The funded status of the 100 largest U.S. corporate pension plans rose 1 percentage point to 91.6% in April, the Milliman 100 Pension Funding index showed Friday.
Milliman attributed this to an increase in the corporate bond rates used to measure pension liabilities.
Assets dropped 0.4% over the month to $1.523 trillion due in part to a 0.11% investment loss. Liability values, meanwhile, dropped 1.5% to $1.663 trillion for the month as the discount rate rose 12 basis points to 4.03%.

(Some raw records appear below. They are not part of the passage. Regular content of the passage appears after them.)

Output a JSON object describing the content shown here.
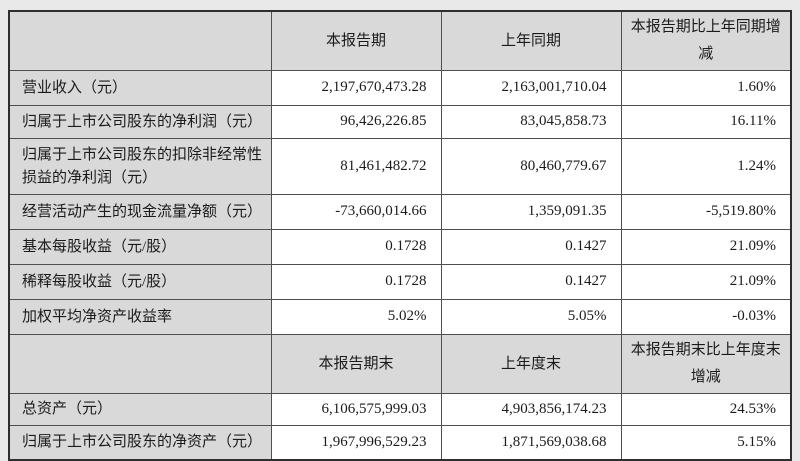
{
  "colors": {
    "cell_gray": "#d9d9d9",
    "border_dark": "#2e2e2e",
    "border_inner": "#4f4f4f",
    "text": "#1b1b1b",
    "value_bg": "#ffffff"
  },
  "section1": {
    "col_headers": {
      "current": "本报告期",
      "prior": "上年同期",
      "change": "本报告期比上年同期增减"
    },
    "rows": [
      {
        "label": "营业收入（元）",
        "current": "2,197,670,473.28",
        "prior": "2,163,001,710.04",
        "change": "1.60%"
      },
      {
        "label": "归属于上市公司股东的净利润（元）",
        "current": "96,426,226.85",
        "prior": "83,045,858.73",
        "change": "16.11%"
      },
      {
        "label": "归属于上市公司股东的扣除非经常性损益的净利润（元）",
        "current": "81,461,482.72",
        "prior": "80,460,779.67",
        "change": "1.24%"
      },
      {
        "label": "经营活动产生的现金流量净额（元）",
        "current": "-73,660,014.66",
        "prior": "1,359,091.35",
        "change": "-5,519.80%"
      },
      {
        "label": "基本每股收益（元/股）",
        "current": "0.1728",
        "prior": "0.1427",
        "change": "21.09%"
      },
      {
        "label": "稀释每股收益（元/股）",
        "current": "0.1728",
        "prior": "0.1427",
        "change": "21.09%"
      },
      {
        "label": "加权平均净资产收益率",
        "current": "5.02%",
        "prior": "5.05%",
        "change": "-0.03%"
      }
    ]
  },
  "section2": {
    "col_headers": {
      "current": "本报告期末",
      "prior": "上年度末",
      "change": "本报告期末比上年度末增减"
    },
    "rows": [
      {
        "label": "总资产（元）",
        "current": "6,106,575,999.03",
        "prior": "4,903,856,174.23",
        "change": "24.53%"
      },
      {
        "label": "归属于上市公司股东的净资产（元）",
        "current": "1,967,996,529.23",
        "prior": "1,871,569,038.68",
        "change": "5.15%"
      }
    ]
  }
}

"Corporate pensions continue to get some discount rate relief in 2018, despite volatile equity markets," said Zorast Wadia, principal, consulting actuary and co-author of the corporate pension funding report, in a news release about the results. "Over the past 12 months, with the rise in rates and a 6.17% cumulative asset gain for these plans, we've seen the funded ratio climb from 85.5% to 91.6%."

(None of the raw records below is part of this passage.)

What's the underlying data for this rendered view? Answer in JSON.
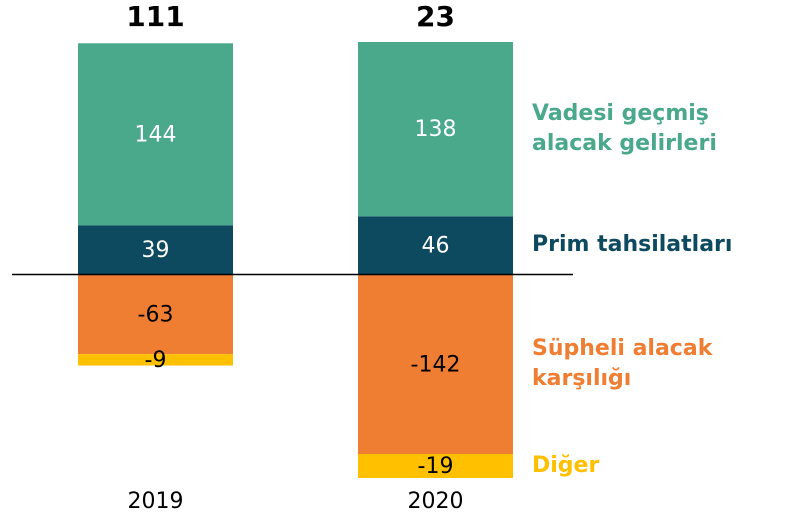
{
  "chart_data": {
    "type": "stacked-bar",
    "categories": [
      "2019",
      "2020"
    ],
    "totals": [
      111,
      23
    ],
    "series": [
      {
        "name": "Prim tahsilatları",
        "color": "#0e4a5f",
        "label_color": "#ffffff",
        "values": [
          39,
          46
        ]
      },
      {
        "name": "Vadesi geçmiş alacak gelirleri",
        "color": "#4aa98b",
        "label_color": "#ffffff",
        "values": [
          144,
          138
        ]
      },
      {
        "name": "Süpheli alacak karşılığı",
        "color": "#ef7d32",
        "label_color": "#000000",
        "values": [
          -63,
          -142
        ]
      },
      {
        "name": "Diğer",
        "color": "#ffc000",
        "label_color": "#000000",
        "values": [
          -9,
          -19
        ]
      }
    ]
  }
}
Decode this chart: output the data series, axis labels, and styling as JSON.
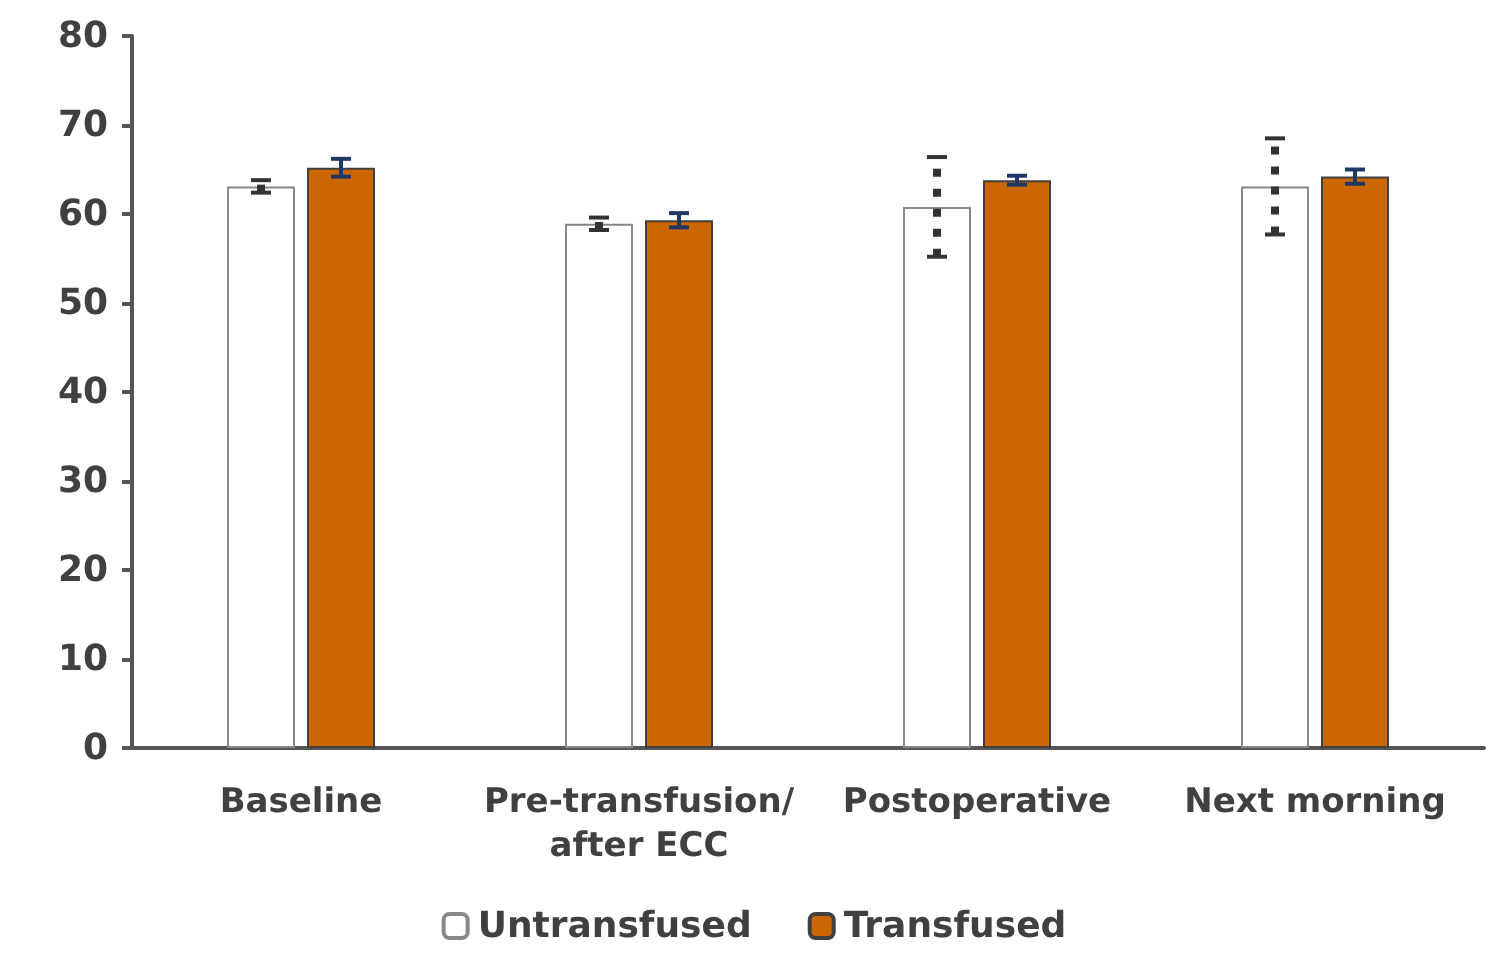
{
  "chart_data": {
    "type": "bar",
    "categories": [
      "Baseline",
      "Pre-transfusion/\nafter ECC",
      "Postoperative",
      "Next morning"
    ],
    "series": [
      {
        "name": "Untransfused",
        "color": "#ffffff",
        "values": [
          63.1,
          58.9,
          60.8,
          63.1
        ],
        "errors": [
          0.7,
          0.7,
          5.6,
          5.4
        ]
      },
      {
        "name": "Transfused",
        "color": "#cc6600",
        "values": [
          65.2,
          59.3,
          63.8,
          64.2
        ],
        "errors": [
          1.0,
          0.8,
          0.5,
          0.8
        ]
      }
    ],
    "ylim": [
      0,
      80
    ],
    "yticks": [
      0,
      10,
      20,
      30,
      40,
      50,
      60,
      70,
      80
    ],
    "grid": false,
    "legend": "bottom"
  }
}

Looking forward, if interest rates reach 4.43% by the end of 2018 and 5.03% by the end of 2019, and pension funds achieve a median 11% asset return, the funding ratio would climb to 101% by the end of 2018 and 117% by the end of 2019, Milliman predicted. But if the discount rate reaches 3.63% at the end of 2018 and 3.03% by the end of 2019 and annual returns average 3%, then the funding ratio would decline to 87% by the end of 2018 and 81% by the end of 2019.